Yanağına oldukça şiddetli bir tokat indiğinde, bağlı olan ellerini refleks olarak açmaya çalışsa bile başarısız olmuştu. Beyaz saçlı genç, her zamanki yanımsamaya neden olan gülümsemesi ile, elinde çıkan damarlarla önündeki kıza baktı.
“senin aklın kendine yetmiyor, bir de bana akıl oyunu oynamaya kalkıyor!”Dudağının sol kenarından akan, sıcak sıvı maddeyi görmezden gelmeye çalışan harushi, karşısındaki genç çocuğa bakamıyordu. Göreceği yüz ifadesinden çok korkuyordu. Fakat bu çocuk diz çöktüğünde ve önündeki kızın yüzünü sertçe tutup kendine çevirdiğinde de pek bir şey yapamamıştı.
Eli ile kızın yüzünü sıktığında, dudağındaki yaraya denk gelen parmağı da sıkılaşmış ve genç kızın canının daha fazla yanmasına sebep olmuştu.
“Ama sana şaşırmamam lazım, sonuçta kıt beyinli olmasan ailen seni neden sevmesin?”Hiçbirşey söyleyememenin verdiği çaresizlik ile dudağını ısırmıştı. “seni niye sevsinler ki? Beyinsiz, cılız, hiçbir işe yaramayan birini niye sevsinler; annende bu yüzden istemedi demi seni, bu yüzden sürekli babana kakalamaya çalıştı?!”
Genç oğlan bu acımasız cümleleri kurarken önündeki kızın yüzünü sallamaya başlamıştı. Yutkunmaya çalışsa bile boğazında olan ateş bunu imkansız kılıyordu ki hayatta yapacağı en son şeyi yapıp göz yaşlarını serbest bıraktı.
Şu zamana kadar ağlamamıştı onların yanında, daha fazla üstüne geleceklerinden korkmuştu.
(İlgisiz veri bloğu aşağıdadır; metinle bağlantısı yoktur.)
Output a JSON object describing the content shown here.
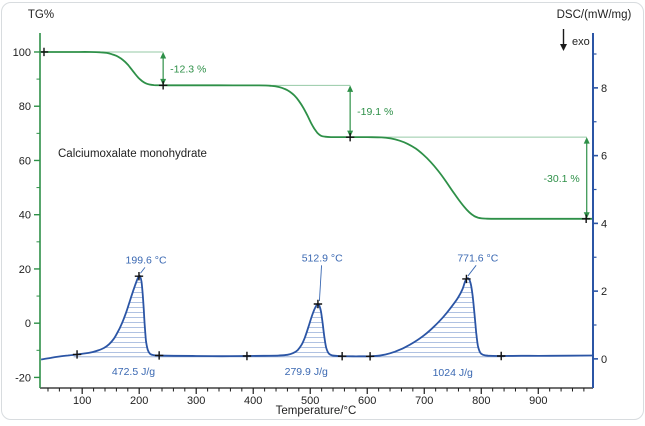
{
  "titles": {
    "tg_axis": "TG%",
    "dsc_axis": "DSC/(mW/mg)",
    "exo": "exo",
    "x_axis": "Temperature/°C"
  },
  "sample_label": "Calciumoxalate monohydrate",
  "colors": {
    "tg_green": "#2e9048",
    "ref_light_green": "#96caa6",
    "dsc_blue": "#2b55a5",
    "label_blue": "#3a68b2",
    "hatch_blue": "#b0c2e2",
    "integration_baseline_blue": "#8aa3cf",
    "axis_black": "#1a1a1a",
    "marker_black": "#111111",
    "text": "#222222",
    "border": "#d8dcdf"
  },
  "chart_data": {
    "type": "line",
    "title": "TG and DSC curves of calcium oxalate monohydrate",
    "xlabel": "Temperature/°C",
    "x_range": [
      26,
      996
    ],
    "x_major_ticks": [
      100,
      200,
      300,
      400,
      500,
      600,
      700,
      800,
      900
    ],
    "x_minor_step": 20,
    "tg_axis": {
      "label": "TG%",
      "range": [
        -23.9,
        107
      ],
      "major_ticks": [
        100,
        80,
        60,
        40,
        20,
        0,
        -20
      ],
      "minor_ticks": [
        90,
        70,
        50,
        30,
        10,
        -10
      ]
    },
    "dsc_axis": {
      "label": "DSC/(mW/mg)",
      "range": [
        -0.86,
        9.62
      ],
      "major_ticks": [
        8,
        6,
        4,
        2,
        0
      ],
      "minor_ticks": [
        9,
        7,
        5,
        3,
        1
      ]
    },
    "grid": false,
    "series": [
      {
        "name": "TG",
        "unit": "%",
        "color_key": "tg_green",
        "points": [
          [
            28,
            100
          ],
          [
            80,
            100
          ],
          [
            115,
            100
          ],
          [
            132,
            99.9
          ],
          [
            143,
            99.65
          ],
          [
            152,
            99.2
          ],
          [
            160,
            98.6
          ],
          [
            168,
            97.6
          ],
          [
            175,
            96.4
          ],
          [
            181,
            95.1
          ],
          [
            187,
            93.5
          ],
          [
            193,
            91.9
          ],
          [
            199,
            90.4
          ],
          [
            205,
            89.3
          ],
          [
            211,
            88.5
          ],
          [
            218,
            88.0
          ],
          [
            226,
            87.8
          ],
          [
            240,
            87.72
          ],
          [
            270,
            87.7
          ],
          [
            340,
            87.7
          ],
          [
            410,
            87.68
          ],
          [
            432,
            87.5
          ],
          [
            445,
            87.1
          ],
          [
            455,
            86.4
          ],
          [
            464,
            85.4
          ],
          [
            472,
            84.0
          ],
          [
            480,
            82.0
          ],
          [
            488,
            79.4
          ],
          [
            495,
            76.6
          ],
          [
            501,
            74.0
          ],
          [
            507,
            71.8
          ],
          [
            513,
            70.1
          ],
          [
            519,
            69.1
          ],
          [
            526,
            68.75
          ],
          [
            536,
            68.63
          ],
          [
            560,
            68.6
          ],
          [
            600,
            68.6
          ],
          [
            625,
            68.5
          ],
          [
            642,
            68.1
          ],
          [
            657,
            67.3
          ],
          [
            671,
            66.1
          ],
          [
            685,
            64.4
          ],
          [
            698,
            62.2
          ],
          [
            711,
            59.5
          ],
          [
            724,
            56.3
          ],
          [
            737,
            52.6
          ],
          [
            749,
            48.9
          ],
          [
            760,
            45.6
          ],
          [
            770,
            42.9
          ],
          [
            779,
            40.9
          ],
          [
            787,
            39.6
          ],
          [
            794,
            38.95
          ],
          [
            801,
            38.65
          ],
          [
            810,
            38.53
          ],
          [
            830,
            38.5
          ],
          [
            900,
            38.5
          ],
          [
            996,
            38.5
          ]
        ]
      },
      {
        "name": "DSC",
        "unit": "mW/mg",
        "color_key": "dsc_blue",
        "points": [
          [
            28,
            -0.02
          ],
          [
            45,
            0.03
          ],
          [
            60,
            0.07
          ],
          [
            75,
            0.1
          ],
          [
            91,
            0.13
          ],
          [
            105,
            0.16
          ],
          [
            118,
            0.2
          ],
          [
            128,
            0.25
          ],
          [
            138,
            0.32
          ],
          [
            147,
            0.43
          ],
          [
            155,
            0.58
          ],
          [
            162,
            0.78
          ],
          [
            169,
            1.02
          ],
          [
            176,
            1.32
          ],
          [
            182,
            1.62
          ],
          [
            188,
            1.94
          ],
          [
            193,
            2.18
          ],
          [
            197,
            2.36
          ],
          [
            200,
            2.45
          ],
          [
            202,
            2.42
          ],
          [
            204,
            2.28
          ],
          [
            206,
            1.95
          ],
          [
            208,
            1.45
          ],
          [
            210,
            0.92
          ],
          [
            212,
            0.52
          ],
          [
            215,
            0.27
          ],
          [
            219,
            0.15
          ],
          [
            225,
            0.11
          ],
          [
            235,
            0.1
          ],
          [
            260,
            0.09
          ],
          [
            300,
            0.085
          ],
          [
            345,
            0.08
          ],
          [
            389,
            0.085
          ],
          [
            420,
            0.09
          ],
          [
            445,
            0.1
          ],
          [
            460,
            0.12
          ],
          [
            470,
            0.17
          ],
          [
            478,
            0.26
          ],
          [
            485,
            0.42
          ],
          [
            491,
            0.65
          ],
          [
            497,
            0.95
          ],
          [
            502,
            1.22
          ],
          [
            507,
            1.45
          ],
          [
            511,
            1.58
          ],
          [
            513,
            1.62
          ],
          [
            516,
            1.57
          ],
          [
            519,
            1.38
          ],
          [
            522,
            1.02
          ],
          [
            525,
            0.62
          ],
          [
            528,
            0.33
          ],
          [
            532,
            0.17
          ],
          [
            537,
            0.11
          ],
          [
            545,
            0.09
          ],
          [
            556,
            0.08
          ],
          [
            575,
            0.075
          ],
          [
            590,
            0.075
          ],
          [
            605,
            0.075
          ],
          [
            618,
            0.09
          ],
          [
            632,
            0.13
          ],
          [
            648,
            0.21
          ],
          [
            665,
            0.33
          ],
          [
            682,
            0.49
          ],
          [
            700,
            0.7
          ],
          [
            717,
            0.95
          ],
          [
            733,
            1.23
          ],
          [
            747,
            1.52
          ],
          [
            759,
            1.8
          ],
          [
            767,
            2.05
          ],
          [
            772,
            2.3
          ],
          [
            776,
            2.38
          ],
          [
            779,
            2.34
          ],
          [
            782,
            2.18
          ],
          [
            785,
            1.85
          ],
          [
            788,
            1.35
          ],
          [
            791,
            0.8
          ],
          [
            794,
            0.4
          ],
          [
            798,
            0.19
          ],
          [
            803,
            0.12
          ],
          [
            812,
            0.095
          ],
          [
            835,
            0.085
          ],
          [
            870,
            0.09
          ],
          [
            920,
            0.09
          ],
          [
            996,
            0.1
          ]
        ]
      }
    ],
    "tg_markers": [
      [
        33,
        100
      ],
      [
        242,
        87.7
      ],
      [
        570,
        68.6
      ],
      [
        984,
        38.5
      ]
    ],
    "dsc_markers": [
      [
        91,
        0.13
      ],
      [
        199.6,
        2.44
      ],
      [
        235,
        0.1
      ],
      [
        389,
        0.085
      ],
      [
        513.5,
        1.62
      ],
      [
        556,
        0.08
      ],
      [
        605,
        0.075
      ],
      [
        774,
        2.36
      ],
      [
        835,
        0.085
      ]
    ],
    "mass_steps": [
      {
        "label": "-12.3 %",
        "value_from": 100,
        "value_to": 87.7,
        "arrow_t": 242,
        "ref_from_t": 32,
        "label_side": "right"
      },
      {
        "label": "-19.1 %",
        "value_from": 87.7,
        "value_to": 68.6,
        "arrow_t": 570,
        "ref_from_t": 242,
        "label_side": "right"
      },
      {
        "label": "-30.1 %",
        "value_from": 68.6,
        "value_to": 38.5,
        "arrow_t": 985,
        "ref_from_t": 570,
        "label_side": "left"
      }
    ],
    "peaks": [
      {
        "temp_label": "199.6 °C",
        "area_label": "472.5 J/g",
        "marker": [
          199.6,
          2.44
        ],
        "temp_label_pos": [
          212,
          2.82
        ],
        "area_label_pos": [
          190,
          -0.47
        ],
        "hatch_range": [
          95,
          230
        ]
      },
      {
        "temp_label": "512.9 °C",
        "area_label": "279.9 J/g",
        "marker": [
          513.5,
          1.62
        ],
        "temp_label_pos": [
          521,
          2.88
        ],
        "area_label_pos": [
          493,
          -0.47
        ],
        "hatch_range": [
          452,
          550
        ]
      },
      {
        "temp_label": "771.6 °C",
        "area_label": "1024 J/g",
        "marker": [
          774,
          2.36
        ],
        "temp_label_pos": [
          794,
          2.88
        ],
        "area_label_pos": [
          750,
          -0.5
        ],
        "hatch_range": [
          602,
          830
        ]
      }
    ],
    "integration_baseline": {
      "value": 0.06,
      "from_t": 85,
      "to_t": 840
    }
  }
}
Ama herşey içinde öyle birikmişti ki artık kendini kontrol edemiyordu.
Eflatun gözlü çocuk, soğuk gözleri ile karşısındaki kızın yüzüne bir kaç dakika baktıktan sonra elini vücudundan aşağıya indirdi. Genç kız, bileğindeki iplerin çözüldüğünü hissedince ellerini kurtarmak için haraket etse bile geç kalmıştı.
İzana, eline geçirdiği bilekliği sert bir şekilde çektikten sonra birkaç boncuk yere düşmüş, elinde ise japon güneşi simgesi kalmıştı. Bir an her şey harushi için durmuştu.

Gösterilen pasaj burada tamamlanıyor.